劉備帶著車胄的首級以及大軍回到了符離縣,先是命人將車胄的屍首下葬,而後召集城中眾將。
鄧定大怒,這劉備憑啥召集眾將,車胄雖死,可是他才是車胄指定鎮守符離縣的守將,車胄一死,現在他才是這城中主將。
鄧定當即帶著人往大廳而來,見劉備端坐於上首,當下指著劉備怒道:“劉備,你好大的膽,竟敢假傳軍令,來人,將劉備拿下!”
大廳內氣氛頓時緊張起來,被劉備招來的眾將全都神色猶豫,沒有起身。劉備端坐在主位上,神色不見絲毫慌亂,反而臉上掛著淡淡的笑容。那副淡然的笑容之下,帶著一股殺氣。一向唯唯諾諾、敦厚的劉備雙目之中竟然帶著無限的殺機。
鄧定心中惶恐,看著坐下的那些將校不為所動,當下對身後的親衛喝道:“去將劉備給本將拿下!”
“哼!”身旁的關羽大怒,大踏步而來,直逼鄧定,渾身殺氣讓鄧定驚恐的往後退去,心中則是懊悔不已,他怎能忘了劉備身邊還有關羽和張飛兩個萬人敵的兄弟。
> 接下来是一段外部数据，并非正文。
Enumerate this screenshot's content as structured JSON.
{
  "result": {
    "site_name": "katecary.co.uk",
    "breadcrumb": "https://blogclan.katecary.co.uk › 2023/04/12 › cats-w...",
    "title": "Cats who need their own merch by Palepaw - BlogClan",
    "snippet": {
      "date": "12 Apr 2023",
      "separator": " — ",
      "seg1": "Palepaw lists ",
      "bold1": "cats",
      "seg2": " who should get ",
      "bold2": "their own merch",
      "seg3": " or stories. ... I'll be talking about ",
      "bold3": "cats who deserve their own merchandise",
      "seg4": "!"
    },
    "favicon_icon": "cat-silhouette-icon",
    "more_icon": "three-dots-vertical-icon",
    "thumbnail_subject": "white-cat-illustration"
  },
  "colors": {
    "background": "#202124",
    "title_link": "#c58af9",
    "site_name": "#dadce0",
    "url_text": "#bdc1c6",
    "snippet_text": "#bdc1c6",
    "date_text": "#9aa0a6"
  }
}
關羽可不知鄧定心中所想,伸手將攔在身前的鄧定護衛撥開,猿臂伸出一把將鄧定提起,一手扭斷鄧定脖子,直接將鄧定殺了。
關羽可不傻,知道大哥要想要掌控這一萬曹軍,就必須要殺一儆百,震懾眾將,所以這鄧定就必須死。
關羽將鄧定的屍首丟在地上,往大廳中一站喝道:“還有誰?”聲若洪鍾,震得廳內眾人面色惶然。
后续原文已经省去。